A Boatload of Fun
- Thrill Scale (0=Wimpy!, 10=Yikes!): 2
Small splashdowns, mildly frightening images.
- Type: Boat-conveyed dark ride
Pirates of the Caribbean may be the quintessential theme park attraction. It is a masterful blend of fanciful storytelling and high-tech wizardry -- but the latter never overshadows the former. The robotics, special effects, conveyance system, music, and other elements meld seamlessly to sweep guests away into a mythical, three-dimensional pirate world.

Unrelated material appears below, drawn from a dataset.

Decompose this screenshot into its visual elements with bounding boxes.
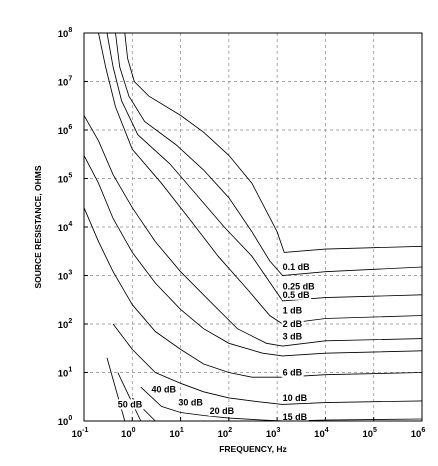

The experience varies slightly depending on the park. The original Disneyland version, personally overseen by Walt, has an extended "grotto" sequence at the beginning of the attraction. This is where the coveted treasure lies. Also unique to California, Pirates resides in the New Orleans Square area, and its boats drift past diners in the enchanting Blue Bayou restaurant. (Epcot's Mexico pavilion uses a similar concept with its restaurant and boat-conveyed attraction.) In Paris, the boats go up a ramp to begin the attraction and deliver the splashdown as a finale.
The other Pirates rides start by sending their boatloads of passengers down a short, but attention-grabbing, drop. (California and Paris feature two small waterfalls.) It is as if Disney transports guests to a mysterious subterranean netherworld where skeletons come to life and break into rousing choruses of the Pirates theme song.

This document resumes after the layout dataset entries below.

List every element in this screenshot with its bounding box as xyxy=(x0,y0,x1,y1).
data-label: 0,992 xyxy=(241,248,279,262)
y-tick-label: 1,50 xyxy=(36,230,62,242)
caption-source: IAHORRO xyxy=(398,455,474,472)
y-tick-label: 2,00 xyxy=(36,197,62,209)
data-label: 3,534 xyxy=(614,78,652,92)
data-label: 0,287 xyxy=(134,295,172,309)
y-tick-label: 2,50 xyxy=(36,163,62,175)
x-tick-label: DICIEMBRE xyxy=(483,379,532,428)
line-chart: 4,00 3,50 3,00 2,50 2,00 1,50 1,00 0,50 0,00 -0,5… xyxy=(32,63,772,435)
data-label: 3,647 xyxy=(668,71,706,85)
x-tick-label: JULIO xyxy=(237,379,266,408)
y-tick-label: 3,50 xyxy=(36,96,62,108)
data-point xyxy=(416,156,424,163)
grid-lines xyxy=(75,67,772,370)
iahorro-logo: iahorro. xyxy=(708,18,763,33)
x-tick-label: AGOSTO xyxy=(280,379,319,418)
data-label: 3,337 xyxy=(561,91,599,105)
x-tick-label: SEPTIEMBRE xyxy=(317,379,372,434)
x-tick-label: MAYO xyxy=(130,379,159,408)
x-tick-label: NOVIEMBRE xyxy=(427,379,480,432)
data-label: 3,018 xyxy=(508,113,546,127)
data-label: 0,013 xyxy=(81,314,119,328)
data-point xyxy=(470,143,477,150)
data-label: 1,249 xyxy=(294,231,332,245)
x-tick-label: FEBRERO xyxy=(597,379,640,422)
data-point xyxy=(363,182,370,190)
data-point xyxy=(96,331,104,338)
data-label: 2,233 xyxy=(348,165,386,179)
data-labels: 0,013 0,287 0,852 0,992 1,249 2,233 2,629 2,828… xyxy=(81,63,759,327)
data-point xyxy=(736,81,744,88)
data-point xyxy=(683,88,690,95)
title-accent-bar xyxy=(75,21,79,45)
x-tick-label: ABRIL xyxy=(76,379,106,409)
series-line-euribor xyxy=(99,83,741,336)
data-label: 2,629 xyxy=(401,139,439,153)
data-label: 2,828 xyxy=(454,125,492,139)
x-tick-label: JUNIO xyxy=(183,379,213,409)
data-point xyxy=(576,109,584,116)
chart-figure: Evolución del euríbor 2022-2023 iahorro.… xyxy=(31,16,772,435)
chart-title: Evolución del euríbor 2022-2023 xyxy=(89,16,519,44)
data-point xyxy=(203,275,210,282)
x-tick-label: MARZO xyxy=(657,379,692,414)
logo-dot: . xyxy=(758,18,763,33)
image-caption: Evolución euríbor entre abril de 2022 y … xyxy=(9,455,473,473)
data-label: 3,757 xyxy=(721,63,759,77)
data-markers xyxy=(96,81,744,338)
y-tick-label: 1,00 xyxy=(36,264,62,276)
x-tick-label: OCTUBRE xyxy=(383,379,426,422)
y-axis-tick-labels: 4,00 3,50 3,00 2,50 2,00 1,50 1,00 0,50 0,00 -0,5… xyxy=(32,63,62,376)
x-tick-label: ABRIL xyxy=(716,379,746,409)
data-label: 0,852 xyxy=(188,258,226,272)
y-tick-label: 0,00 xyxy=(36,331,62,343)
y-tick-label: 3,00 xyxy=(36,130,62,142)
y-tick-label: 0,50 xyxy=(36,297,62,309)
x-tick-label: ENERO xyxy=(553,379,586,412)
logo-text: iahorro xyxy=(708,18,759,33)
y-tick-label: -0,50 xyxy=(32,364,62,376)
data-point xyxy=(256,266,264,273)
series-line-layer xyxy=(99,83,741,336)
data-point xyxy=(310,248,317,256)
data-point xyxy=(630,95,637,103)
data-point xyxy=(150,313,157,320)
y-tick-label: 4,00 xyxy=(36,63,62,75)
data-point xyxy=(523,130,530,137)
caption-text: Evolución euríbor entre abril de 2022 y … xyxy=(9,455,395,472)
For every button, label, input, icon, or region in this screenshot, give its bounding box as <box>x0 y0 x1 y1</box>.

The first major scene places passengers squarely in the middle of a raging buccaneer battle. Pirates, apparently attempting to ransack a town under the cover of night, are firing their cannons. The townspeople are firing back however, and the water around the guests' boats reverberates from the blasts.
Moving into the town, the pirates have rounded up the mayor and are trying to get him to reveal the location of the booty by dunking him in a well. The extraordinary detail of the attraction comes to life here.
Disney literally and figuratively set the stage for future theme park attractions with Pirates by incorporating lighting, music, dialogue, costumes, set design, and other techniques to tell the story. Some are borrowed from film and theater; other techniques are unique to attraction development.
Captain Jack Sails into the Ride
The next scene, featuring the "wench" auction, may be the most elaborate. The potential "brides" pose for the leering pirates, while an auctioneer presides over the event with authority and startling clarity. According to Disney's Marty Sklar, Imagineers updated the auction figures through the years to give them more fluid and sophisticated articulation. (For more peeks behind the scenes, click to Pirates of the Caribbean History.)
Traveling on, guests see woman with rolling pins and brooms chasing pirates in an endless circle. Originally, the pirates chased the women, but in the politically correct 1990s, Disney altered the scene. I guess it's still OK to portray public drunkenness, looting, prostitution, and arson, however.
Things take a turn for the worse as fire rages through the town. The oblivious pirates seem more interested in drinking their rum than escaping danger. The famous "hairy leg" pirate sits idly on a bridge above the guests as fire consumes the village. A trio of pirate prisoners is intent on escaping the inferno. They try, unsuccessfully, to coax a dog into bringing them the key to their cell.
In 2006, characters from the popular Pirates of the Caribbean films, which were, of course, inspired by the ride, came full circle and were incorporated back into the attraction. Remaining true and reverential to the original story, the ride now features startling animatronic figures of Captain Jack Sparrow as well as some of his shipmates.
The attraction ends just as the fire threatens to detonate a storehouse of powder kegs. Then it's on to the REAL booty: Disney's huge gift shop stuffed with Pirates doodads.